For modularity and extension, SDL is typically differentiable and compatible with gradient-based optimizers. In clustering scenarios, closed-form soft-thresholding solutions enable efficient assignment (Kostadinov et al., 2019). In multicriteria assignment, parameter sampling (e.g., Hit-and-Run for SMAA) and LP solution steps are computationally efficient for moderate action/category sizes (Costa et al., 2018).
6. Theoretical Properties and Limitations
SDL variants often preserve important theoretical guarantees:
- Semimetricity (reflexivity, symmetry, positivity, relaxed triangle inequality) in Dice-based DMLs (Wang et al., 2023).
- Smooth interpolation and exact zero cost for perfect matches or total mismatches in MSCL (property 6) (Huang et al., 2024).
- Robustness to parameter uncertainty via probabilistic assignment in decision analysis (Costa et al., 2018).

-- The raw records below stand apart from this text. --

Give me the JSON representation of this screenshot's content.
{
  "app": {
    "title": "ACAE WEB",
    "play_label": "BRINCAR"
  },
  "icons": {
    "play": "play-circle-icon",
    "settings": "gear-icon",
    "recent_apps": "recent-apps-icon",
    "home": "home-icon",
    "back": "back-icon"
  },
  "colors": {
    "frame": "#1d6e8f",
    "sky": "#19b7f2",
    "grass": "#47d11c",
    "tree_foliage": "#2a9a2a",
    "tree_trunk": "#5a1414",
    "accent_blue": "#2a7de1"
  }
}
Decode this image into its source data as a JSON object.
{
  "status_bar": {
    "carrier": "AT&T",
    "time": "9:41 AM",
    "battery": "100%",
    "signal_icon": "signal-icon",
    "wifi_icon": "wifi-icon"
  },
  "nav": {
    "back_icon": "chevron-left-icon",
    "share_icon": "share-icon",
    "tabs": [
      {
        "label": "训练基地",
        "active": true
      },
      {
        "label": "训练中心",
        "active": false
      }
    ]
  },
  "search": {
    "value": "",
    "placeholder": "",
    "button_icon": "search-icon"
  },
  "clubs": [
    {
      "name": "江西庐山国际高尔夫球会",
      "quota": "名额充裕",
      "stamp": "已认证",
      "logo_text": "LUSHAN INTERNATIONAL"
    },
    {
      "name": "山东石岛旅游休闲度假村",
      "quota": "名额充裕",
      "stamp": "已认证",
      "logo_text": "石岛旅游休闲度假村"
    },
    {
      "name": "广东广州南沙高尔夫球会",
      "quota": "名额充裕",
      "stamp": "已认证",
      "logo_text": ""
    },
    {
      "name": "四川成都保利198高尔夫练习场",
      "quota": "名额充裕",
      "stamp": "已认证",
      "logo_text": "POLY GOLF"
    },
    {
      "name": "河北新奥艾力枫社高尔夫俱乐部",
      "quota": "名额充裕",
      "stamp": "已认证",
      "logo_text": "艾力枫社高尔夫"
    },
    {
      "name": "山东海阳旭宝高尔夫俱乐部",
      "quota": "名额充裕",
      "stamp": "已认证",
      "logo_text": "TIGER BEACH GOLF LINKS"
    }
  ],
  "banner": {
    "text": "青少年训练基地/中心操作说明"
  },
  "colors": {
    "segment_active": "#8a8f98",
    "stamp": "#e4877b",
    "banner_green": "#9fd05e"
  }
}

A known limitation is the requirement for calibrated similarity/dissimilarity measures; naïve application (as for soft Dice loss with inexact soft labels) can introduce bias and degrade model calibration (Wang et al., 2023). SDL-based clustering requires careful balancing of similarity and dissimilarity priors to avoid trivial solutions or overfitting (Kostadinov et al., 2019).

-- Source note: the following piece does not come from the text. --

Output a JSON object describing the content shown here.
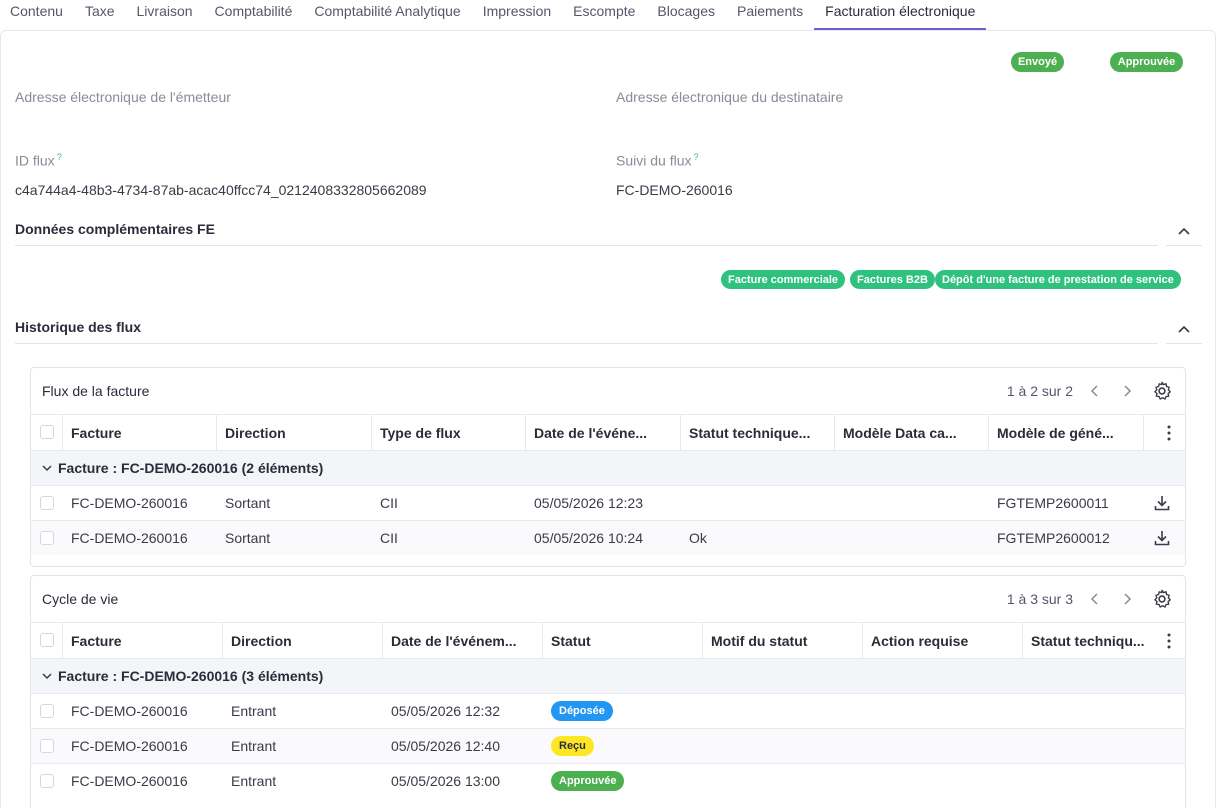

7. Application Scope and Research Directions
SDL frameworks are now central to:
- Domain adaptation and unsupervised representation transfer (SPGAN) (Deng et al., 2017).
- Multi-label structured contrastive learning (Huang et al., 2024).

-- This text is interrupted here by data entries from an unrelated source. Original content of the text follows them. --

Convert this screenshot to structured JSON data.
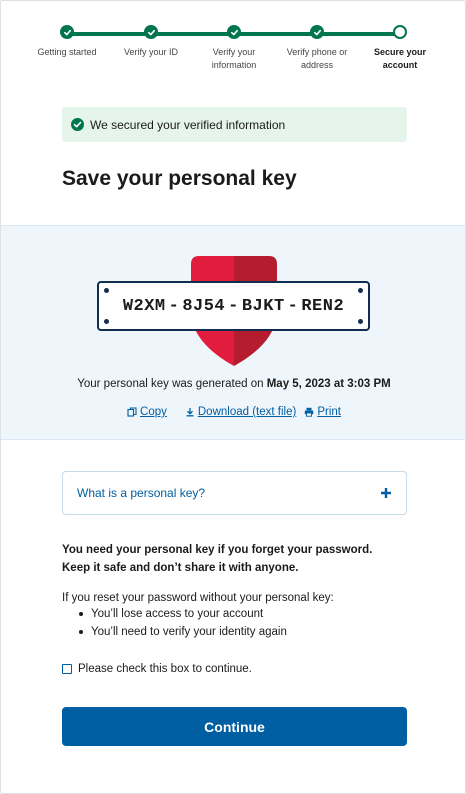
{
  "steps": [
    {
      "label": "Getting started",
      "state": "complete"
    },
    {
      "label": "Verify your ID",
      "state": "complete"
    },
    {
      "label": "Verify your information",
      "state": "complete"
    },
    {
      "label": "Verify phone or address",
      "state": "complete"
    },
    {
      "label": "Secure your account",
      "state": "current"
    }
  ],
  "alert": {
    "text": "We secured your verified information",
    "icon": "check-circle-icon"
  },
  "page_title": "Save your personal key",
  "personal_key": {
    "parts": [
      "W2XM",
      "8J54",
      "BJKT",
      "REN2"
    ],
    "separator": "-"
  },
  "generated": {
    "prefix": "Your personal key was generated on",
    "datetime": "May 5, 2023 at 3:03 PM"
  },
  "actions": {
    "copy": "Copy",
    "download": "Download (text file)",
    "print": "Print"
  },
  "accordion": {
    "label": "What is a personal key?",
    "icon": "plus-icon"
  },
  "warning": {
    "line1": "You need your personal key if you forget your password.",
    "line2": "Keep it safe and don’t share it with anyone."
  },
  "reset": {
    "intro": "If you reset your password without your personal key:",
    "items": [
      "You’ll lose access to your account",
      "You’ll need to verify your identity again"
    ]
  },
  "checkbox_label": "Please check this box to continue.",
  "continue_label": "Continue",
  "colors": {
    "primary": "#005ea2",
    "success": "#00754e",
    "alert_bg": "#e5f5ec",
    "panel_bg": "#eff6fb",
    "shield_red": "#e21c3d",
    "shield_dark": "#b51d2f"
  }
}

- Medical image segmentation with ambiguous or soft supervision (Wang et al., 2023).
- Unsupervised clustering with complex structural constraints (Kostadinov et al., 2019).
- Hierarchical and robust multicriteria nominal classification (Costa et al., 2018).
Future research is likely to explore adaptive, data-driven selection of similarity/dissimilarity criteria, robust optimization in even deeper or noisier label hierarchies, and scalable extensions to large-scale, multimodal settings. SDL’s flexibility and principled character guarantee ongoing utility across methodological advances in representation learning, semi-supervised inference, and complex decision systems.